Emmanuelle Ceretti-Lafrance
Tout a commencé avec Un, Deux et Trois, une trilogie sur l’identité personnelle et collective. Puis, vinrent Ils étaient quatre et Cinq à sept, deux pièces qui parlent de rencontres, de vie d’adulte et d’amitié. Mani Soleymanlou présente donc la finale de ce cycle d’écriture, 8, jusqu’au 28 janvier à la Cinquième salle de la Place des arts.
Il n’est pas nécessaire d’avoir vu les précédentes œuvres de Mani Soleymanlou pour comprendre la pièce. 8 est sans aucun doute une œuvre entière. Seule la distribution se veut une continuité. Celle-ci est impressionnante. Éric Bruneau, Guillaume Cyr, Kathleen Fortin, Julie Le Breton, Jean-Moïse Martin, Geneviève Schmidt et Emmanuel Schwartz partagent la scène avec Soleymanlou. Lorsque le public entre dans salle, Mani et Emmanuel sont déjà sur scène, parlant à voix basse et se faisant face. Les lumières se ferment. Les acteurs entrent en scène et se placent en ligne, les uns à côté des autres.
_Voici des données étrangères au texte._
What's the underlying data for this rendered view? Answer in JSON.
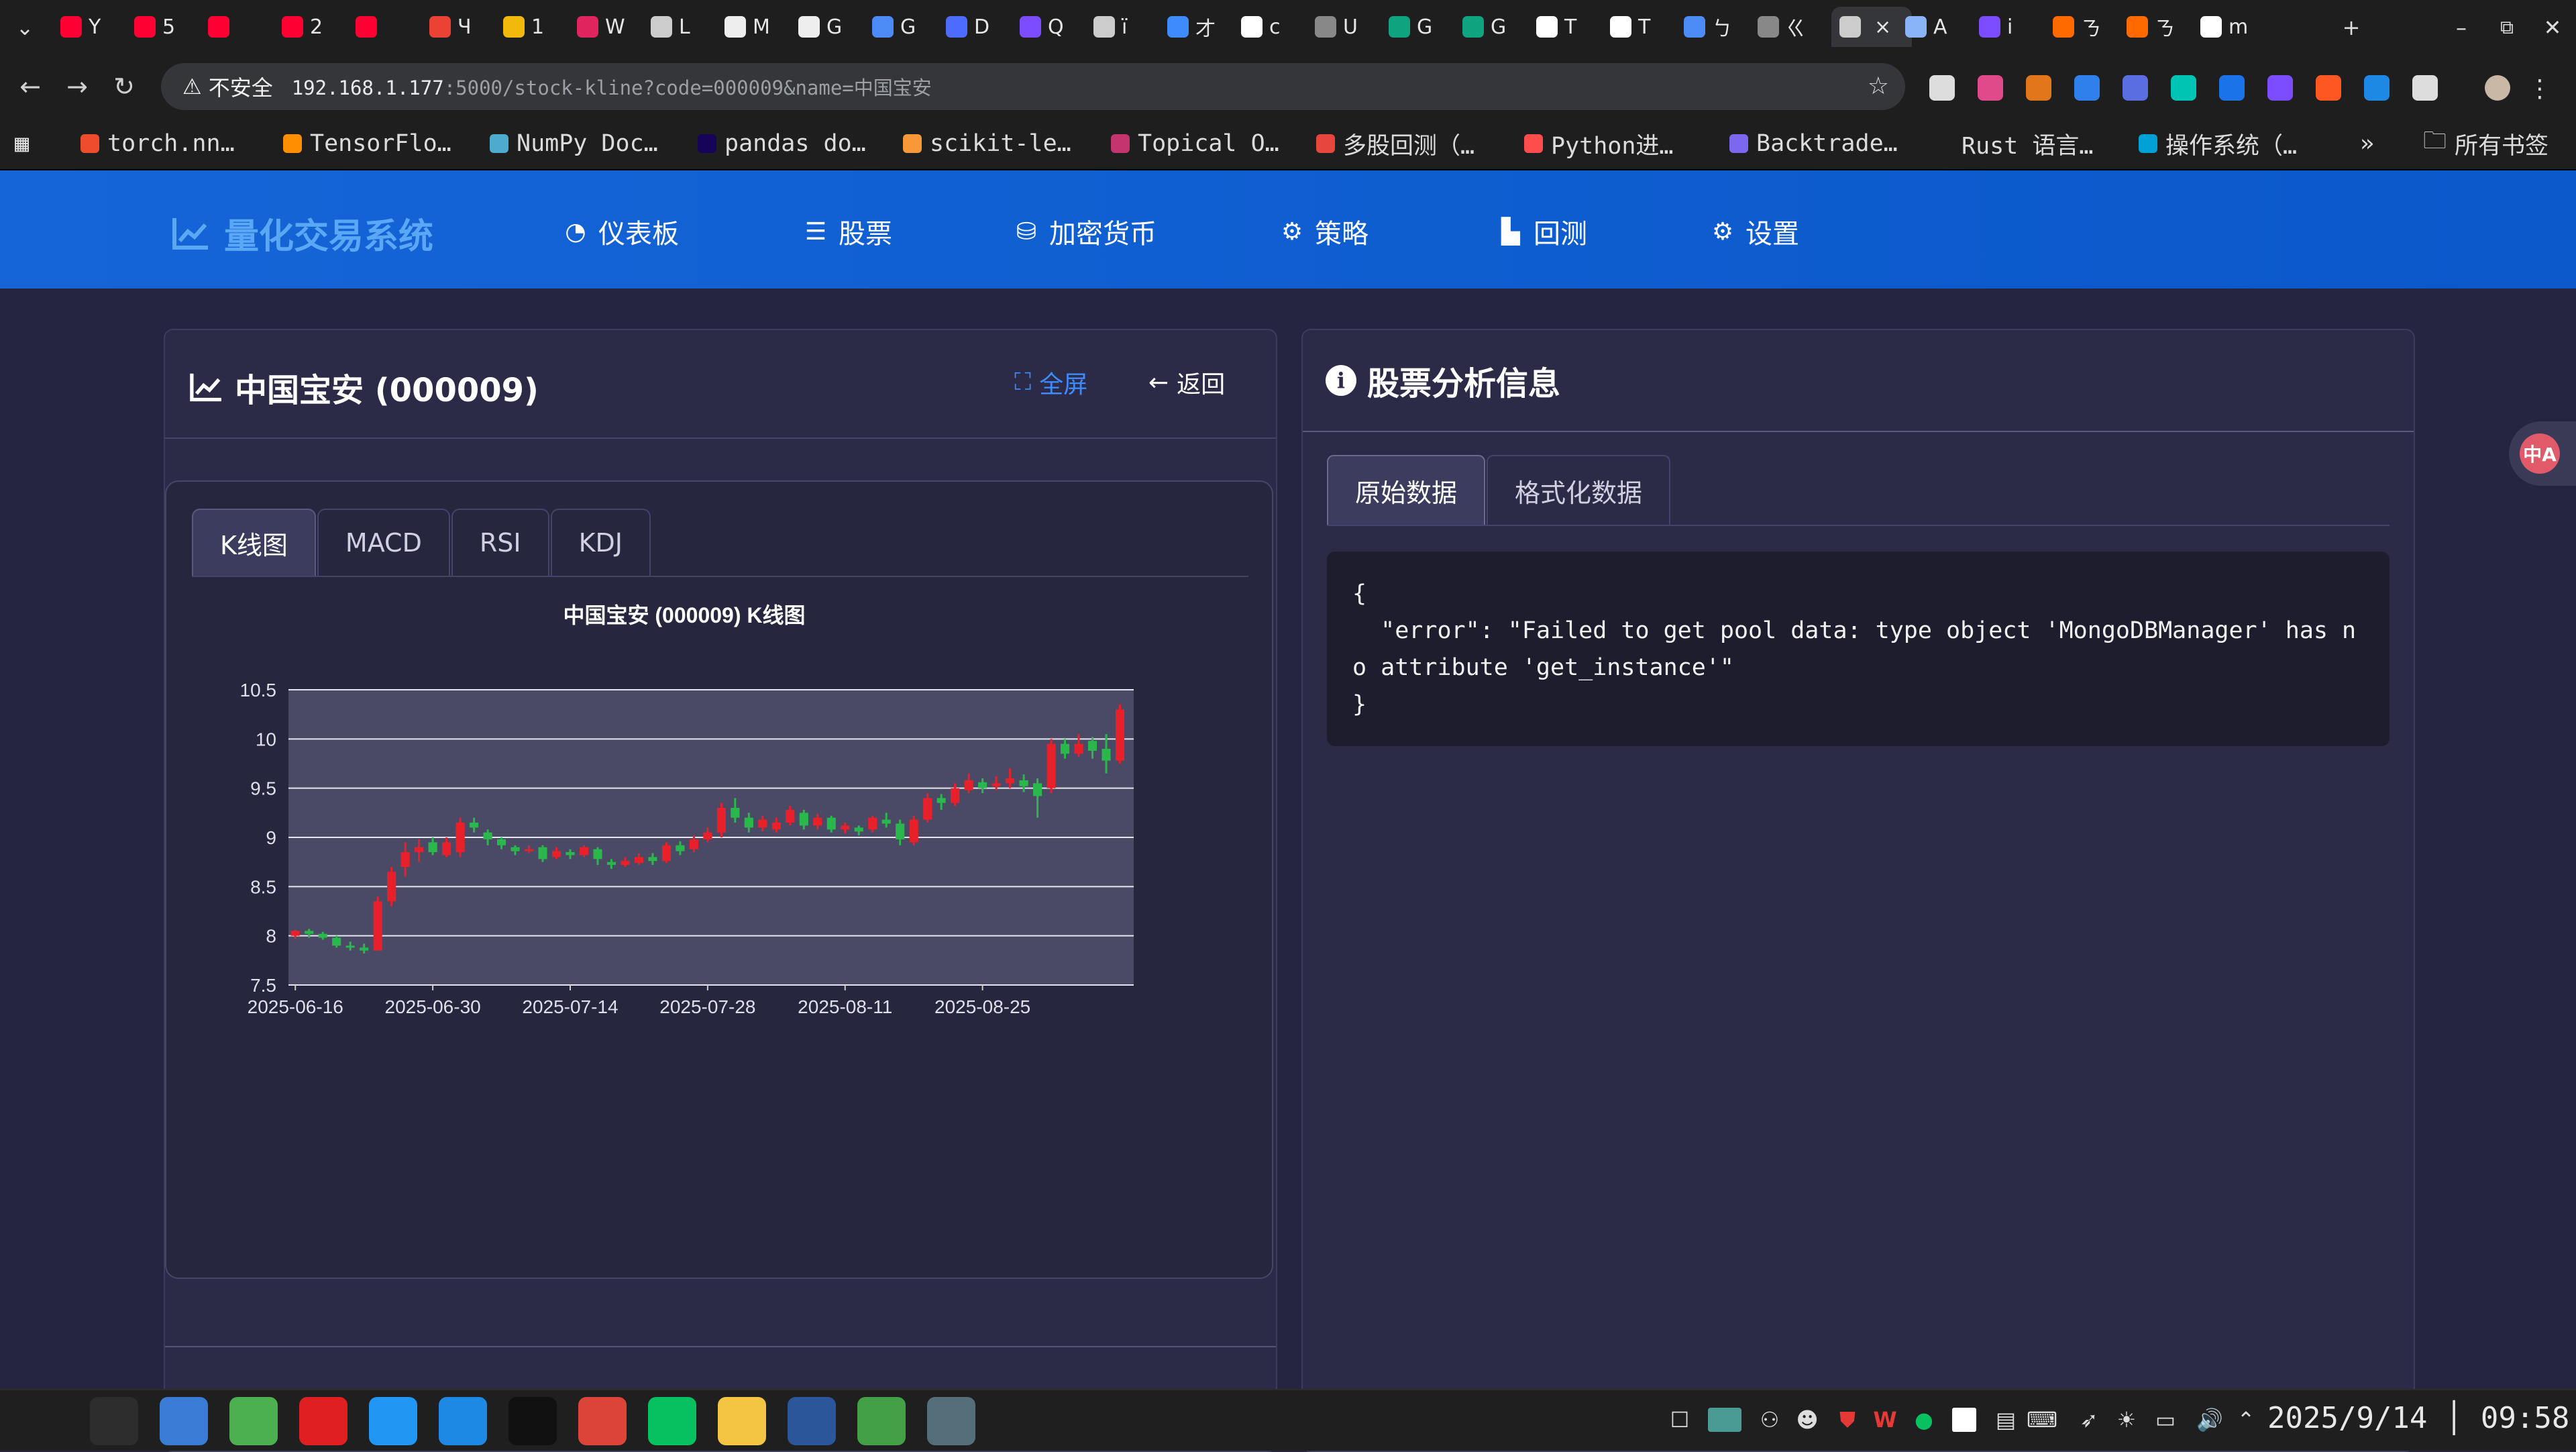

Ils regardent vers l’avant et s’adressent à la personne devant eux, que ce soit le public ou les interprètes. Ceci vient ainsi briser la notion de quatrième mur, esthétique que Soleymanlou a utilisée abondamment dans ses créations précédentes. Ils sont tous vêtus de noir, neutre, et ils jouent leur propre rôle. Ou du moins une version légèrement caricaturale d’eux-mêmes. Cela rend les acteurs attachants, autant dans leurs travers que dans leurs essences. La mise en scène est simple, mais efficace. La musique et l’éclairage viennent ponctuer les changements de scènes et d’atmosphère. Cela ajoute de la théâtralité où Mani Soleymanlou semble avoir voulu en enlever le plus possible.
La pièce est divisée en deux parties de 45 minutes, sans entracte. Le premier 45 minutes se veut une reconstruction du remue-méninge de création. « Qu’est-ce qu’on veut dire? » Quarante-cinq minutes où les acteurs disent qu’ils veulent aller plus loin, qu’ils veulent que leur création ait un sens, un sens important. Que le théâtre devrait vouloir dire quelque chose de significatif. Que cela devrait rassembler les foules, toucher quelque chose de différent en l’humain, que cela devrait être gros. Le deuxième 45 minutes raconte un party. Seulement, il ne s’agit pas d’une fête ordinaire. Cela se passe le 6 novembre 2016, le soir des élections américaines.
C’est à la suite de ces événements déjà historiques que l’auteur a pris la décision de réécrire presque entièrement sa pièce. Il s’agit d’un choix risqué. Retravailler une pièce déjà écrite en si peu de temps est un défi de taille. En effet, la contrainte de temps semble avoir affecté le résultat final. Le spectacle a certainement une prémisse intéressante, mais reste encore un peu brouillon. Rien qu’un mois ou deux additionnelles de répétition n’aurait pas réussi à arranger. Les propos et les émotions sont très certainement en rendez-vous. Ce qui est manquant est tout simplement un fil narratif afin de lier le comique et le sens, le divertissement et les arguments politiques.
Toutefois, 8 réussit sa mission: faire entendre une opinion. Que le spectateur soit d’accord avec celle-ci ou non n’est pas important. L’important est d’avoir été entendu.